Illustration: Aïda Amer & Eniola Odetunde/Axios
Scientists have long tried to use AI to automatically detect hate speech, which is a huge problem for social network users. And they're getting better at it, despite the difficulty of the task.
What's new: A project from UC Santa Barbara and Intel takes a big step further — it proposes a way to automate responses to online vitriol.
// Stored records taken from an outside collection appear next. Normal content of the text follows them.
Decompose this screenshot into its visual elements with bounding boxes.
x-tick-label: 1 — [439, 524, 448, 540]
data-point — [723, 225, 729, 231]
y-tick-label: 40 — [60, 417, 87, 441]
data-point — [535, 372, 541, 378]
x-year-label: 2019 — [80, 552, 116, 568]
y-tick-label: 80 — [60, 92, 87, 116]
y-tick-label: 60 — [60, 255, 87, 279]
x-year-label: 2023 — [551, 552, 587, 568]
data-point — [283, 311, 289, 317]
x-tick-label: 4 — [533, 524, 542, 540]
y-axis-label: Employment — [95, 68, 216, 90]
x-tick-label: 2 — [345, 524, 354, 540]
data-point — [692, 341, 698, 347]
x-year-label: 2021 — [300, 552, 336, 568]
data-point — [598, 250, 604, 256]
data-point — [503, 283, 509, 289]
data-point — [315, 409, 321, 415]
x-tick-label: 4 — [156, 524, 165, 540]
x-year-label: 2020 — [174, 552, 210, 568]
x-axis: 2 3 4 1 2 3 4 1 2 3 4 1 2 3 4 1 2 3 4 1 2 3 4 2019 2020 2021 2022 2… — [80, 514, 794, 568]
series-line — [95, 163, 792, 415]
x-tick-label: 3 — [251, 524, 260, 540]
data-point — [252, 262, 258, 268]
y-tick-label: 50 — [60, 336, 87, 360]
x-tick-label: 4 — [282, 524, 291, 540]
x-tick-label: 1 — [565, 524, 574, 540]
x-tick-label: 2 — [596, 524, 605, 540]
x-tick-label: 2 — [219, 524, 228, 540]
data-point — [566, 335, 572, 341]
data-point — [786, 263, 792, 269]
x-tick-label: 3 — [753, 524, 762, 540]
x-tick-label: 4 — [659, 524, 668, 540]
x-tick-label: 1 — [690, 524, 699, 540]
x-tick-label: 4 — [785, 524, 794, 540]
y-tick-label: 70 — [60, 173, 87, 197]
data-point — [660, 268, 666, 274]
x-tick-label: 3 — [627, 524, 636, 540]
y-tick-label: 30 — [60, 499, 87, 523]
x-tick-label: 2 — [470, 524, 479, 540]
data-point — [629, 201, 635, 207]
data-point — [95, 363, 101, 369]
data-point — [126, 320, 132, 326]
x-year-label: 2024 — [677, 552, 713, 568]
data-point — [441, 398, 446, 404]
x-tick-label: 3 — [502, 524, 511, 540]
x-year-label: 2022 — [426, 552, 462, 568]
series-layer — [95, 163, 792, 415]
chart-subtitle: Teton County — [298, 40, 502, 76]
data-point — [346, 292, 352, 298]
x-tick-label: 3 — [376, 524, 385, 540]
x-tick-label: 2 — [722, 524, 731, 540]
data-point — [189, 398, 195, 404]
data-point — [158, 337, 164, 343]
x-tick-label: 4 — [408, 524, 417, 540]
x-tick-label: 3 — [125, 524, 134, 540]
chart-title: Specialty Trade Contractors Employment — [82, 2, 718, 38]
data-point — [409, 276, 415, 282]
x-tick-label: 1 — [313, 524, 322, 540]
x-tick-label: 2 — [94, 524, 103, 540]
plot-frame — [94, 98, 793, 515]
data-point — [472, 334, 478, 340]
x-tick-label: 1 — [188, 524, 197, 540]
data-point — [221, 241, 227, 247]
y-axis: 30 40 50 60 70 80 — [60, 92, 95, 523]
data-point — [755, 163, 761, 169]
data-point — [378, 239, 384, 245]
- The researchers cite a widely held belief that counterspeech is a better antidote to hate than censorship.
- Their ultimate vision is a bot that steps in when someone has crossed the line, reining them in and potentially sparing the target.
The big picture: Automated text generation is a buzzy frontier of the science of speech and language. In recent years, huge advances have elevated these programs from error-prone autocomplete tools to super-convincing — though sometimes still transparently robotic — authors.
- I wrote earlier this year about the potential for harm from convincing bot-generated text. It would be easy to train an AI writer to mimic hate speech, for example.
- This project shows how the technology could instead be used for good.
How it works: To build a good hate speech detector, you need some actual hate speech. So the researchers turned to Reddit and Gab, two social networks with little to no policing and a reputation for rancor.
- For maximum bile, they went straight for the "whiniest most low-key toxic subreddits," as curated by Vice. They grabbed about 5,000 conversations from those forums, plus 12,000 from Gab.
- They passed the threads to workers on Amazon Mechanical Turk, a crowdsourcing platform, who were asked to identify hate speech in the conversations and write short interventions to defuse the hateful messages.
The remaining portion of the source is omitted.